You don’t need to hit 100 every single day. The goal is to keep your rolling seven-day total at or above 100. Some days you might earn 30 or 40 points from a tough workout, other days just a handful from normal daily movement. As long as the weekly total stays around 100, you’re in the health benefit zone. Going above 100 doesn’t appear to provide significantly greater protection, so there’s no pressure to chase extremely high scores.
How to Earn Points Faster
Intensity is the key driver. Activities that push your heart rate into higher zones earn PAI points at an accelerating rate. A 20-minute high-intensity interval session can earn as many points as an hour of moderate walking. This doesn’t mean you need to do intense exercise every day, but mixing in a couple of vigorous sessions per week makes it much easier to maintain 100 PAI without spending hours exercising.
Any activity counts as long as your heart rate rises. Swimming, dancing, playing with your kids, carrying heavy groceries upstairs.
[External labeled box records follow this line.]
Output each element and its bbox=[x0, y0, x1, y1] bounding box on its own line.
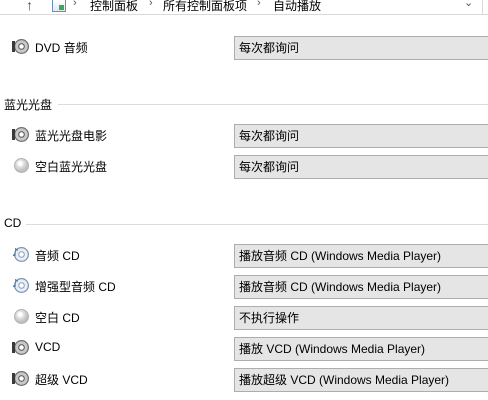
breadcrumb-all-items[interactable]: 所有控制面板项 bbox=[163, 0, 247, 14]
disc-icon bbox=[12, 39, 29, 54]
action-select[interactable]: 播放音频 CD (Windows Media Player) bbox=[234, 244, 488, 268]
breadcrumb-separator-icon: › bbox=[257, 0, 261, 9]
action-select[interactable]: 不执行操作 bbox=[234, 306, 488, 330]
refresh-button[interactable] bbox=[482, 0, 488, 14]
row-label: VCD bbox=[35, 340, 61, 354]
row-label: DVD 音频 bbox=[35, 41, 88, 55]
breadcrumb-control-panel[interactable]: 控制面板 bbox=[90, 0, 138, 14]
group-title-cd: CD bbox=[4, 216, 22, 230]
row-label: 音频 CD bbox=[35, 249, 80, 263]
autoplay-row-bluray-movie: 蓝光光盘电影 每次都询问 bbox=[0, 122, 488, 148]
action-select[interactable]: 每次都询问 bbox=[234, 124, 488, 148]
autoplay-row-enhanced-audio-cd: 增强型音频 CD 播放音频 CD (Windows Media Player) bbox=[0, 273, 488, 299]
action-select[interactable]: 播放音频 CD (Windows Media Player) bbox=[234, 275, 488, 299]
autoplay-row-dvd-audio: DVD 音频 每次都询问 bbox=[0, 34, 488, 60]
row-label: 蓝光光盘电影 bbox=[35, 129, 108, 143]
row-label: 增强型音频 CD bbox=[35, 280, 116, 294]
audio-cd-icon bbox=[12, 246, 29, 262]
action-select[interactable]: 每次都询问 bbox=[234, 36, 488, 60]
control-panel-icon bbox=[52, 0, 66, 12]
blank-disc-icon bbox=[14, 309, 29, 324]
action-select[interactable]: 每次都询问 bbox=[234, 155, 488, 179]
action-select[interactable]: 播放超级 VCD (Windows Media Player) bbox=[234, 368, 488, 392]
autoplay-row-svcd: 超级 VCD 播放超级 VCD (Windows Media Player) bbox=[0, 366, 488, 392]
group-divider bbox=[58, 104, 488, 105]
chevron-down-icon[interactable]: ⌄ bbox=[464, 0, 473, 9]
autoplay-row-blank-cd: 空白 CD 不执行操作 bbox=[0, 304, 488, 330]
autoplay-row-vcd: VCD 播放 VCD (Windows Media Player) bbox=[0, 335, 488, 361]
breadcrumb-autoplay[interactable]: 自动播放 bbox=[273, 0, 321, 14]
row-label: 空白 CD bbox=[35, 311, 80, 325]
group-divider bbox=[26, 224, 488, 225]
breadcrumb-separator-icon: › bbox=[73, 0, 77, 9]
action-select[interactable]: 播放 VCD (Windows Media Player) bbox=[234, 337, 488, 361]
group-title-bluray: 蓝光光盘 bbox=[4, 98, 53, 112]
blank-disc-icon bbox=[14, 158, 29, 173]
row-label: 超级 VCD bbox=[35, 373, 88, 387]
disc-icon bbox=[12, 127, 29, 142]
up-arrow-icon[interactable]: ↑ bbox=[26, 0, 33, 13]
audio-cd-icon bbox=[12, 277, 29, 293]
autoplay-row-audio-cd: 音频 CD 播放音频 CD (Windows Media Player) bbox=[0, 242, 488, 268]
address-bar: ↑ › 控制面板 › 所有控制面板项 › 自动播放 ⌄ bbox=[0, 0, 488, 15]
disc-icon bbox=[12, 371, 29, 386]
breadcrumb-separator-icon: › bbox=[149, 0, 153, 9]
autoplay-row-blank-bluray: 空白蓝光光盘 每次都询问 bbox=[0, 153, 488, 179]
disc-icon bbox=[12, 340, 29, 355]
row-label: 空白蓝光光盘 bbox=[35, 160, 108, 174]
PAI doesn’t care what the activity is or whether you log it as a formal workout. It only cares about what your heart is doing.
Setting Up PAI on Your Amazfit Watch
For PAI to work accurately, your Amazfit watch needs to monitor your heart rate continuously or at frequent intervals. In the Zepp app (the companion app for Amazfit watches), make sure automatic heart rate detection is turned on and set to a frequent measurement interval, ideally every one to five minutes. If heart rate monitoring is set to manual only or at very long intervals, the watch won’t capture enough data to calculate a meaningful PAI score.
You can view your current PAI score directly on the watch face (many Amazfit watch faces display it) or in the Zepp app under your health data. The app also shows a breakdown of how your score has changed over the past seven days, so you can see which activities contributed the most and when older points are about to expire.
PAI vs. Steps and Calories
Step counting treats all movement equally and ignores intensity entirely. You could hit 10,000 steps by shuffling around a grocery store, which barely challenges your cardiovascular system. Calorie estimates on wearables are notoriously inaccurate and hard to interpret without context.
PAI simplifies things by tying your score directly to cardiovascular effort, which is the factor most strongly linked to long-term health outcomes. It also adjusts to your personal fitness, so it stays relevant whether you’re just starting to exercise or training for a marathon. For people who find it tedious to track multiple metrics, PAI offers a single number with a clear, research-backed target.